The physical ownership of an item, such as a book, a CD, or a DVD, is not the same as owning the copyright to the work embodied in that item.

Under the first sale doctrine (section 109 of the Copyright Act), ownership of a physical copy of a copyright-protected work permits lending, reselling, disposing, etc. of the item, but it does not permit reproducing the material, publicly displaying or performing it, or otherwise engaging in any of the acts reserved for the copyright holder, because the transfer of the physical copy does not include transfer of the copyright rights to the work.

There is a common misunderstanding about the relationship between First-Sale Doctrine and Public Performance Rights (PPR).  For example, when an educational institution purchases a video recording from a publisher, the cost usually includes the fees related to PPR. It means that the institution has the rights to show the video program publicly (to the institution's community without charge) in contrast to other purchases that do not include PPR that means they can be shown only in face-to-face classroom setting or circulate (through the library) to the individuals belonging to the institution for home-use only.

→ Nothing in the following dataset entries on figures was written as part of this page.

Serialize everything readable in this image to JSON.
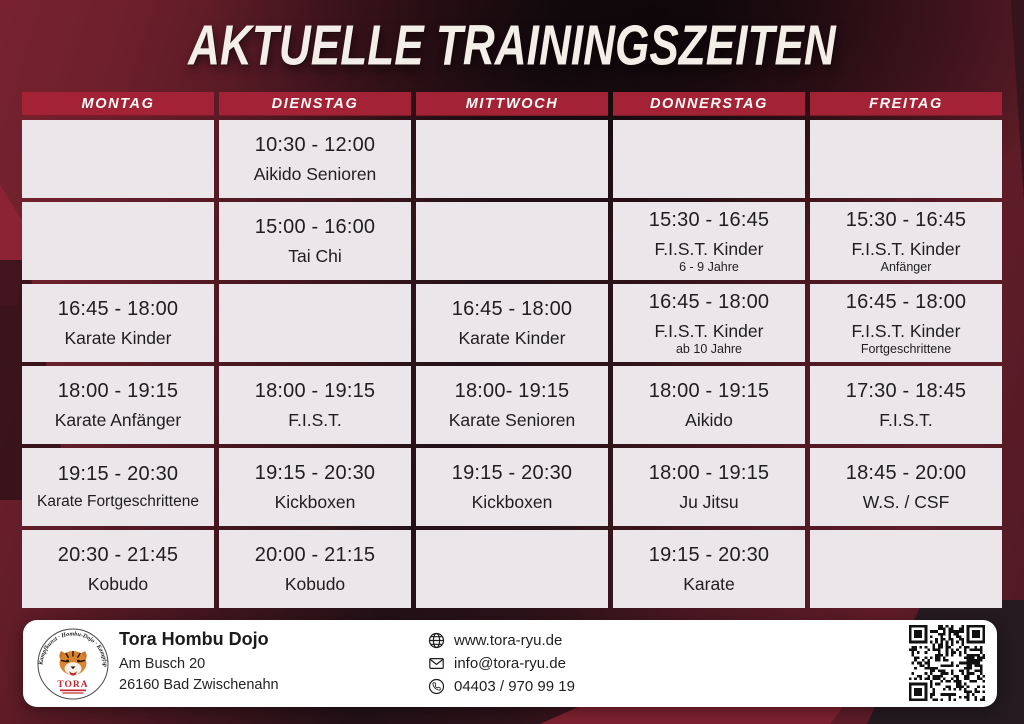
{
  "title": "AKTUELLE TRAININGSZEITEN",
  "colors": {
    "header_red": "#a32236",
    "cell_bg": "#ebe6ea",
    "bg_maroon": "#78222f",
    "bg_dark": "#221117",
    "brand_red": "#c1272d"
  },
  "table": {
    "days": [
      "MONTAG",
      "DIENSTAG",
      "MITTWOCH",
      "DONNERSTAG",
      "FREITAG"
    ],
    "rows": [
      [
        null,
        {
          "time": "10:30 - 12:00",
          "activity": "Aikido Senioren"
        },
        null,
        null,
        null
      ],
      [
        null,
        {
          "time": "15:00 - 16:00",
          "activity": "Tai Chi"
        },
        null,
        {
          "time": "15:30 - 16:45",
          "activity": "F.I.S.T. Kinder",
          "note": "6 - 9 Jahre"
        },
        {
          "time": "15:30 - 16:45",
          "activity": "F.I.S.T. Kinder",
          "note": "Anfänger"
        }
      ],
      [
        {
          "time": "16:45 - 18:00",
          "activity": "Karate Kinder"
        },
        null,
        {
          "time": "16:45 - 18:00",
          "activity": "Karate Kinder"
        },
        {
          "time": "16:45 - 18:00",
          "activity": "F.I.S.T. Kinder",
          "note": "ab 10 Jahre"
        },
        {
          "time": "16:45 - 18:00",
          "activity": "F.I.S.T. Kinder",
          "note": "Fortgeschrittene"
        }
      ],
      [
        {
          "time": "18:00 - 19:15",
          "activity": "Karate Anfänger"
        },
        {
          "time": "18:00 - 19:15",
          "activity": "F.I.S.T."
        },
        {
          "time": "18:00- 19:15",
          "activity": "Karate Senioren"
        },
        {
          "time": "18:00 - 19:15",
          "activity": "Aikido"
        },
        {
          "time": "17:30 - 18:45",
          "activity": "F.I.S.T."
        }
      ],
      [
        {
          "time": "19:15 - 20:30",
          "activity": "Karate Fortgeschrittene"
        },
        {
          "time": "19:15 - 20:30",
          "activity": "Kickboxen"
        },
        {
          "time": "19:15 - 20:30",
          "activity": "Kickboxen"
        },
        {
          "time": "18:00 - 19:15",
          "activity": "Ju Jitsu"
        },
        {
          "time": "18:45 - 20:00",
          "activity": "W.S. / CSF"
        }
      ],
      [
        {
          "time": "20:30 - 21:45",
          "activity": "Kobudo"
        },
        {
          "time": "20:00 - 21:15",
          "activity": "Kobudo"
        },
        null,
        {
          "time": "19:15 - 20:30",
          "activity": "Karate"
        },
        null
      ]
    ]
  },
  "footer": {
    "logo": {
      "ring_text": "Kampfkunst · Hombu-Dojo · Kampfsport",
      "brand": "TORA"
    },
    "org_name": "Tora Hombu Dojo",
    "address_line1": "Am Busch 20",
    "address_line2": "26160 Bad Zwischenahn",
    "website": "www.tora-ryu.de",
    "email": "info@tora-ryu.de",
    "phone": "04403 / 970 99 19"
  }
}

Attention should be paid that in most cases (unless it is clearly stated by the publisher or copyright holder) PPR that comes with the first sale is not transferable. If the institution decides to withdraw the item and give it away to another institution or an institution receives a video recording through donation, or inter-library loan (ILL), the item no longer has PPR and the new owner of the item must obtain PPR from the publisher. Always check with the library to find out if a particular item has PPR before showing it to your institution's community.

Electronic Resources: Resources in electronic format (journals, ebook collections, streaming audio/video, etc.) that are subscription based are not governed by the First-Sale Doctrine. These resources are governed by Contract Law (licensing). In short, when paying for these resources, the buyer does not own the resources. The buyer is just licensed to use the resources.

On the other hand, if an ebook, or a video program is purchased as an one-time purchase like a print book, all the rules related to print books apply to it. You cannot make copies of the ebook file and sell or distribute them. You also cannot change its format such as print it or put it on a DVD and sell or distribute the print or physical format.